Se retirarán a las cinco en verano y a las 4 en invierno, después de haber dado gracias a Dios por el favor que les hizo de servir a sus miembros pobres, le pedirán perdón por las faltas que hayan cometido y la gracia de enmendarse; luego ofrecerán a Dios a los pobres enfermos, rogándole que los santifique a ellos y a todos los que les asisten. Además de estas tareas y de las preocupaciones de las damas por estas cosas que han emprendido o que puedan emprender, contribuirán todas ellas a los gastos que sea preciso realizar, entregando cada una todos los meses la cantidad que tengan devoción de dar y procurarán todo cuanto pueden que los demás contribuyan también con dinero, ropa, mue­bles, tela, trajes y confituras, o con cualquier otra cosa que pueda servir, bien para los pobres del hospital, bien para los niños expósitos o para las demás obras de caridad de las que se haya encargado la compañía» (X, 966-967).

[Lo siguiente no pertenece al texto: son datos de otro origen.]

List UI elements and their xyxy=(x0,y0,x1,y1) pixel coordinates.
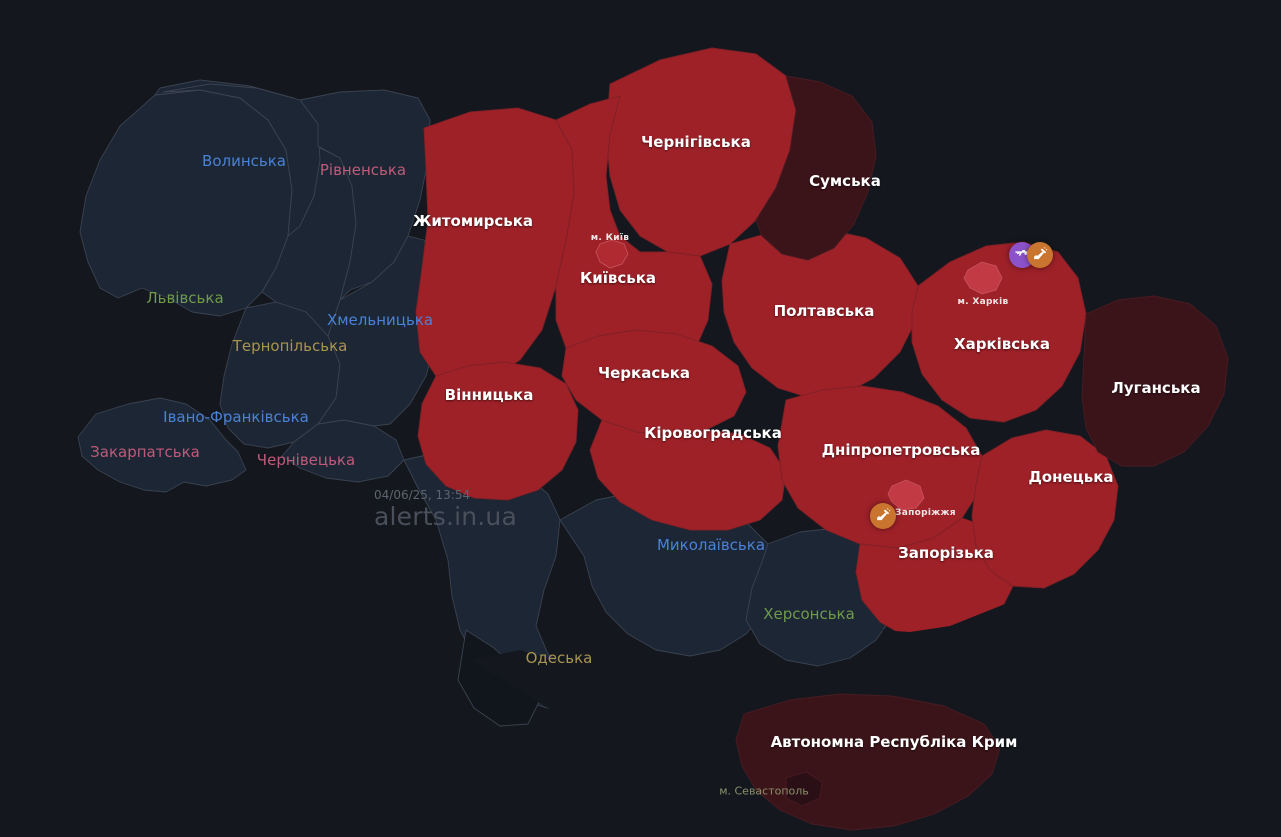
region-kharkivska[interactable] xyxy=(911,241,1087,423)
city-kyiv-shape[interactable] xyxy=(595,239,629,269)
region-cherkaska[interactable] xyxy=(561,329,747,437)
sea-cutout-1 xyxy=(470,650,740,726)
region-khmelnytska[interactable] xyxy=(317,235,441,427)
region-kyivska[interactable] xyxy=(555,95,713,387)
region-lvivska[interactable] xyxy=(79,89,293,317)
map-marker-artillery-icon[interactable] xyxy=(870,503,896,529)
city-zaporizhzhia-shape[interactable] xyxy=(887,479,925,511)
map-marker-artillery-icon[interactable] xyxy=(1027,242,1053,268)
region-sumska[interactable] xyxy=(755,75,877,261)
rifle-icon xyxy=(1014,245,1031,266)
region-zakarpatska[interactable] xyxy=(77,397,247,493)
region-kirovohradska[interactable] xyxy=(589,419,787,531)
region-donetska[interactable] xyxy=(971,429,1119,589)
region-zhytomyrska[interactable] xyxy=(415,107,575,385)
artillery-icon xyxy=(875,506,892,527)
sea-cutout-azov xyxy=(880,588,1060,646)
region-poltavska[interactable] xyxy=(721,227,919,399)
region-shapes xyxy=(77,47,1229,831)
region-vinnytska[interactable] xyxy=(417,361,579,501)
artillery-icon xyxy=(1032,245,1049,266)
region-krym[interactable] xyxy=(735,693,1001,831)
region-sevastopol-shape[interactable] xyxy=(785,771,823,807)
region-luhanska[interactable] xyxy=(1081,295,1229,467)
city-kharkiv-shape[interactable] xyxy=(963,261,1003,295)
region-volynska-body[interactable] xyxy=(162,83,321,237)
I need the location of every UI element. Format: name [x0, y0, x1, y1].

III.- Cuestiones para la reflexión y el diálogo

1. He estado hospitalizado.

  • ¿Cómo he vivido esa experiencia?
  • ¿Qué es lo que yo esperaba de los demás (enfermos, personal que cuidaba los enfermos, visitantes, capellán)?
  • ¿Cómo fue mi relación con ellos?
  • ¿Qué descubrí en la vida hospitalaria y en la vida de los que están al servicio del enfermo?

2. He visitado a enfermos en el hospital. He visitado a enfermos en su casa. Esos enfermos:

  • ¿Tienen formas de comportarse, reacciones idénticas o diferentes en esas dos situaciones?
  • ¿Soy el mismo o diferente en esas dos formas de estar? ¿Por qué?

3. Desempeño una función en el hospital (personal que cuida, agente hospitalario, capellán, visitante). Los textos de san Vicente:

  • ¿Me interpelan en mi vida profesional y mi relación con los enfermos? ¿En qué y cómo?